Sun is slowly getting closer to the horizon. Despite the rainy morning, evening happens to be very pleasant, with just a touch of wind, rays of sunshine delicately warming up the body. It is a bit hard to believe, but it is summer. Writing this post means that I am actually back to the reality, or to the routine. And indeed, except for a little sun-tanned skin, there is almost no reminder of the fact that I was out for some time. Habits are strong and hard to break.
Two flights, six days and seven nights. It’s probably hard to imagine, but it was my first time to get out to the beach by myself. I loved it, to be honest. It was a little lonely some times, at other I had to introduce myself to strangers so often it was almost annoying. But still, spending time with myself, outside of the usual comfort zone – that was a pleasure. Next time I am going somewhere though, I would need to take a dedicated notepad. Having lots and lots of time and extremely meditative surroundings, I couldn’t resist scribbling a bit here and there. Nothing fancy, just notes, to remember few moments better. Memories fade, words don’t. This feeling of holding a pen and writing on the real paper, feeling that was forgotten very well, I realised I like it very much. Fingers are trained for the keyboard now, so writing is much slower at first, but eventually it starts to go smoothly (my handwriting though became much worse over time – as if I became lazy).
I don’t have many news to share now, to be honest. I think I am becoming more secretive of what is happening with me or around me, not that too much does. Or maybe I just don’t see the point in sharing that with “The Internet”. Either way, the urge to write is hard to resist. So, if you don’t mind, I’ll just type in some notes from the trip.
Cannot stop singing “Trains”. I think I have to learn to play it, and sing, together. The beach. Perhaps, my favourite place here. Waves are strong today, so people stay away from the water, except those two meters where the worst thing to happen is to get some water in your pants. It is getting close to midday. Sun is strong, but never burning. Actually, it burns, but does it sort of silently, cowardly, without you noticing much.

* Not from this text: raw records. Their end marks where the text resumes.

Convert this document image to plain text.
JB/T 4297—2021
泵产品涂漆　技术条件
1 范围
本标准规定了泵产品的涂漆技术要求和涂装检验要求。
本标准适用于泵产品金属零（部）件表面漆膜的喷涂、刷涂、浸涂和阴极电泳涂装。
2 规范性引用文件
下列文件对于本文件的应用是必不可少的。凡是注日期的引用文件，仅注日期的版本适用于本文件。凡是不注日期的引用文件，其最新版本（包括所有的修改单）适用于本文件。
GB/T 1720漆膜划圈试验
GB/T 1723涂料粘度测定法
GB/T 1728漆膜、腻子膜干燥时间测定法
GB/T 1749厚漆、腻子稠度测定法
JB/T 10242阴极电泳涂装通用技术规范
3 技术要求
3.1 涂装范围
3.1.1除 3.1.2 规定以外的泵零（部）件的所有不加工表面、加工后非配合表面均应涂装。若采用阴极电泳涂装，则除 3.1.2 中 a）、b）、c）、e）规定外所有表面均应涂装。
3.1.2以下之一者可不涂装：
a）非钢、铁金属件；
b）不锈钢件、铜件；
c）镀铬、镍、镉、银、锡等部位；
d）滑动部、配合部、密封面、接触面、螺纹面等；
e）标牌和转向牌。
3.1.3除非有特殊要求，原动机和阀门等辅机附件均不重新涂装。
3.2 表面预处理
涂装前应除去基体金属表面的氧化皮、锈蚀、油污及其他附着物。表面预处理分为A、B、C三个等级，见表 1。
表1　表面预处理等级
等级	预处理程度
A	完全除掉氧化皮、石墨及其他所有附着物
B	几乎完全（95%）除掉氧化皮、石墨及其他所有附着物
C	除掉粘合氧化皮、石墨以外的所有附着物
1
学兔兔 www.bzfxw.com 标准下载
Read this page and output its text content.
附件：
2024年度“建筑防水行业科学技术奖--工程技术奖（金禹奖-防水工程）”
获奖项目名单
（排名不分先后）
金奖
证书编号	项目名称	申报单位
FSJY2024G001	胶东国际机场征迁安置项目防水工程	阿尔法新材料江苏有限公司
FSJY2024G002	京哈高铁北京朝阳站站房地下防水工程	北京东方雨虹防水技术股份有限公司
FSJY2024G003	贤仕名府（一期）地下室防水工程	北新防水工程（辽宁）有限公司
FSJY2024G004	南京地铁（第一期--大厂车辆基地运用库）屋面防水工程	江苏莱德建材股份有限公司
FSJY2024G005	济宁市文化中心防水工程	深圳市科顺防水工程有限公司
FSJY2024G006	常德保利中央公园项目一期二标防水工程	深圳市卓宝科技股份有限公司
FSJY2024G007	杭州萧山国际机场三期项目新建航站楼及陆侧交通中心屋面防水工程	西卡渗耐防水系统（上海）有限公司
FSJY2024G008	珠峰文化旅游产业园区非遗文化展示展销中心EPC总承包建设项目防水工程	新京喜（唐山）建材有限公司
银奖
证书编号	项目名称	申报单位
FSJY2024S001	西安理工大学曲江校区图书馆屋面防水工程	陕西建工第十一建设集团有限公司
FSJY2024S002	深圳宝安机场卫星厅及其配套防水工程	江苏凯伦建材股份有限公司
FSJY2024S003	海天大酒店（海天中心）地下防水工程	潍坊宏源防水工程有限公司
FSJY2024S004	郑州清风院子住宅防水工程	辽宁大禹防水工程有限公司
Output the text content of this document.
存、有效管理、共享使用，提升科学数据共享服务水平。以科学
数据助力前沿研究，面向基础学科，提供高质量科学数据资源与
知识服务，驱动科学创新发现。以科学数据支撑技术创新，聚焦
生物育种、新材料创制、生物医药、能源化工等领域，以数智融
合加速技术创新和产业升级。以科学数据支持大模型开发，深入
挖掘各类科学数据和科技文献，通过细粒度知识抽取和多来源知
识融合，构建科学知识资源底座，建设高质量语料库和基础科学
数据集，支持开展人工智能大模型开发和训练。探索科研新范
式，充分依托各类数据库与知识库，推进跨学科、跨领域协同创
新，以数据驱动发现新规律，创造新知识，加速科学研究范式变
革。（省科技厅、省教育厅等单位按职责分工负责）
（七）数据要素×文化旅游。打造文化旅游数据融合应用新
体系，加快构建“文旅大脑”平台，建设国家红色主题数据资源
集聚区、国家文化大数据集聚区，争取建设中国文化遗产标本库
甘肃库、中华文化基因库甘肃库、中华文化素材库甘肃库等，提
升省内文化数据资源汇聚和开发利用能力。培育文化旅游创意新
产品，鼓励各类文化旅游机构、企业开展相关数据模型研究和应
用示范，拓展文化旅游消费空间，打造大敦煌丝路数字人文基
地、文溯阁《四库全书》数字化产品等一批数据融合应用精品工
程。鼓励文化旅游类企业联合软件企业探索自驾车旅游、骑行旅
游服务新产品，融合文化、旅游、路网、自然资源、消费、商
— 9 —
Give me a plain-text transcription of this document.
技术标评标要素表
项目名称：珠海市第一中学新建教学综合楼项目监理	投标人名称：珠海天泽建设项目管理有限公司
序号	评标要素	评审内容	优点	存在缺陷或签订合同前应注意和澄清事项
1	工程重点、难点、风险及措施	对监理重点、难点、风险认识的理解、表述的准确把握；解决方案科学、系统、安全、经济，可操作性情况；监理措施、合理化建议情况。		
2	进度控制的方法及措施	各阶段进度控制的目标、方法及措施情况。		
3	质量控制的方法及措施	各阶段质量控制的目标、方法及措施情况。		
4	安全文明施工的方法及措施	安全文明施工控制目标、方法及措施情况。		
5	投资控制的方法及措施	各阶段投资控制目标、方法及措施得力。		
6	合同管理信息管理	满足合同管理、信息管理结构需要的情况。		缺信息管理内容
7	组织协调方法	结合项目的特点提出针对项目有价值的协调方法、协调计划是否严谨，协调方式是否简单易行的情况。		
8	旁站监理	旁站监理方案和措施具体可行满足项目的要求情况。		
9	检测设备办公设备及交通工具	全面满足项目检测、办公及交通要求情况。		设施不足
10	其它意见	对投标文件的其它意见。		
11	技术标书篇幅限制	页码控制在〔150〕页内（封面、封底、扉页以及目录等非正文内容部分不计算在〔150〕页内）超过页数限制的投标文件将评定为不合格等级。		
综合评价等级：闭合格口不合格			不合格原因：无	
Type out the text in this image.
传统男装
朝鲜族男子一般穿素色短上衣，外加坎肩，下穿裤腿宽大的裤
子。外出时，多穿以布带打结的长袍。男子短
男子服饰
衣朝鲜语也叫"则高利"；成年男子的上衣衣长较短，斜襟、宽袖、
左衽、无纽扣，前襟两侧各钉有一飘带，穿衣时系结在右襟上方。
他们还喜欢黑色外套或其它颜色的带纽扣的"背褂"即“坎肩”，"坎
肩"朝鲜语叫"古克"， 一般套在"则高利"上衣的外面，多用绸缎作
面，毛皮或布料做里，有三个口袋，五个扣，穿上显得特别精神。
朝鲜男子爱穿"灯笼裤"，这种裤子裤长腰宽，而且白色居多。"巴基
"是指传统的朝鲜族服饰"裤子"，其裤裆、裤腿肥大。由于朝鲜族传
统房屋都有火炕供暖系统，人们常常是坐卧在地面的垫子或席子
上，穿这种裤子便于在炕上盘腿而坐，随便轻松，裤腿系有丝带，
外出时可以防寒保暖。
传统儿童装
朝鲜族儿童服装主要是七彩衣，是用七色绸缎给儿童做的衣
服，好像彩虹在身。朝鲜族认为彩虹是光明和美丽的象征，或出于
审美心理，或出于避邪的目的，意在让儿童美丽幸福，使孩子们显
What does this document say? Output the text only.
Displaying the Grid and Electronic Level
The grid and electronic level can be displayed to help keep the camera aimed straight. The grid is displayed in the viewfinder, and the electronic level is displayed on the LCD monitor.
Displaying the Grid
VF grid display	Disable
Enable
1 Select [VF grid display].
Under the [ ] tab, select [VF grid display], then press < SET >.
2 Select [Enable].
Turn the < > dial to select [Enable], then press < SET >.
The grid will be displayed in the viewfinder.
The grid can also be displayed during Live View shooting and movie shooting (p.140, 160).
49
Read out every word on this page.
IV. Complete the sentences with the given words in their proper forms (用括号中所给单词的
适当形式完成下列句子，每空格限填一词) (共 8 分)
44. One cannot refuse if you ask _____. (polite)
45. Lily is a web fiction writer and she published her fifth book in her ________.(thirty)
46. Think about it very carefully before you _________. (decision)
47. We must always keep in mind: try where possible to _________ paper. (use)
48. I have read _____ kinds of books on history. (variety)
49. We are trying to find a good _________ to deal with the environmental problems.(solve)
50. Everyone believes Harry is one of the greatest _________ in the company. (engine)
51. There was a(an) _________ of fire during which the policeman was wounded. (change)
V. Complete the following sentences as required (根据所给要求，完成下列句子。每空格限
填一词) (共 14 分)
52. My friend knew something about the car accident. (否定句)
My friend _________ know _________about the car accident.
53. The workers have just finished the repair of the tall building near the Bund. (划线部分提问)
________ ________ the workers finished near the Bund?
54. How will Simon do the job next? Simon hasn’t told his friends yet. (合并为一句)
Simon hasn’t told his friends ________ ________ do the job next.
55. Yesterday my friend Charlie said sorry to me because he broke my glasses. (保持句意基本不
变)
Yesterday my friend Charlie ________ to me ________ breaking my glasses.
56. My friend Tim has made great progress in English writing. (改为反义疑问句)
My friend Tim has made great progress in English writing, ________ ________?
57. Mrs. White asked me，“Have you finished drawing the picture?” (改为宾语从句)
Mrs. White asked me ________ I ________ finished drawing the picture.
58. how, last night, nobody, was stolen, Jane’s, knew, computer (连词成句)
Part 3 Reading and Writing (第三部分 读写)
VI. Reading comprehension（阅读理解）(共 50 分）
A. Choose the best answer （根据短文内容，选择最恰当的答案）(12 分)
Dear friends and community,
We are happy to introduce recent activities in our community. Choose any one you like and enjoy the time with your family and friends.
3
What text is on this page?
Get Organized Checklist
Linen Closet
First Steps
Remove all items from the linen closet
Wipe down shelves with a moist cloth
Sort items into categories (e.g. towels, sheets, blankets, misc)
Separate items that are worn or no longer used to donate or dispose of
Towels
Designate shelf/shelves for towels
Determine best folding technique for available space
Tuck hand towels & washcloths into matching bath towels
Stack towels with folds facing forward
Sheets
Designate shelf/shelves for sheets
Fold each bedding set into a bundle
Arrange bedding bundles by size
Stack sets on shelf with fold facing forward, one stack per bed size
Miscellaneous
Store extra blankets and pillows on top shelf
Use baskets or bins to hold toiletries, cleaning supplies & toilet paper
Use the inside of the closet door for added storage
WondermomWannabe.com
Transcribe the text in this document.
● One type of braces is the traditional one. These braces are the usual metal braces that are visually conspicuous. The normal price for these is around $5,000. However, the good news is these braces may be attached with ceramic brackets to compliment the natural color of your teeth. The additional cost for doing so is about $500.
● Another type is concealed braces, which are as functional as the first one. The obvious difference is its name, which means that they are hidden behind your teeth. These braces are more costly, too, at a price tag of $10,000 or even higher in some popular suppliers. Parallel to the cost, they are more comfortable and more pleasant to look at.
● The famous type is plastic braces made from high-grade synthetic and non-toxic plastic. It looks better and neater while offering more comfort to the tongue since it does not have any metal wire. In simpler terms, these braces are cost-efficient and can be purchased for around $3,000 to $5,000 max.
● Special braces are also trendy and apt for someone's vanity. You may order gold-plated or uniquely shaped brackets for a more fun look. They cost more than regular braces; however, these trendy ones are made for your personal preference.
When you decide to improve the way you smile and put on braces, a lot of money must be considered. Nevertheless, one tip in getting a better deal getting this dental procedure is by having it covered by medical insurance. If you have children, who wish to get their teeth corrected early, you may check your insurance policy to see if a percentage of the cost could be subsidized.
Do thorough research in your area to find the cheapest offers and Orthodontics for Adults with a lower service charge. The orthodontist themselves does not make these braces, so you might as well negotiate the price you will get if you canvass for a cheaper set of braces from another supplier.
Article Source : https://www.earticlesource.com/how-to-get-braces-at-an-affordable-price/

I wonder how many people came here alone, like me. Definitely no one in my vicinity is scribbling in their notepads as they sit on the beach. As well as nobody is reading huge books in a bar at 12am, nobody else, that is. I like this being on my own. Watching people, waves, humming a familiar song. Yesterday evening there was this girl sitting on a bench nearby. Tiny body, dark skin, dark clothes, circle-shaped glasses, she had a guitar and a large A4 notebook filled with lyrics and chord fingerings, all drawn by hand. She was playing and sinning what seemed to be her own songs, quietly, almost on the edge of hearing. As little shy, but very intimate. This evening I made a mistake: not asking for permission to take a seat next to her. When I came around next time, the spot was occupied. Carpe Diem, Alexey.
Golden sunset. Sitting on the stone wall, rocks and waves in front of me. Behind me – some young people smoking pot. One of them just took a little bag from the stash almost under me. It took him some time to realise I am not a threat, it seems. Never before sat on someone else’s pot 🙂
Now, with a sense of achievement, time to relax a little. Have a pleasant evening, everybody!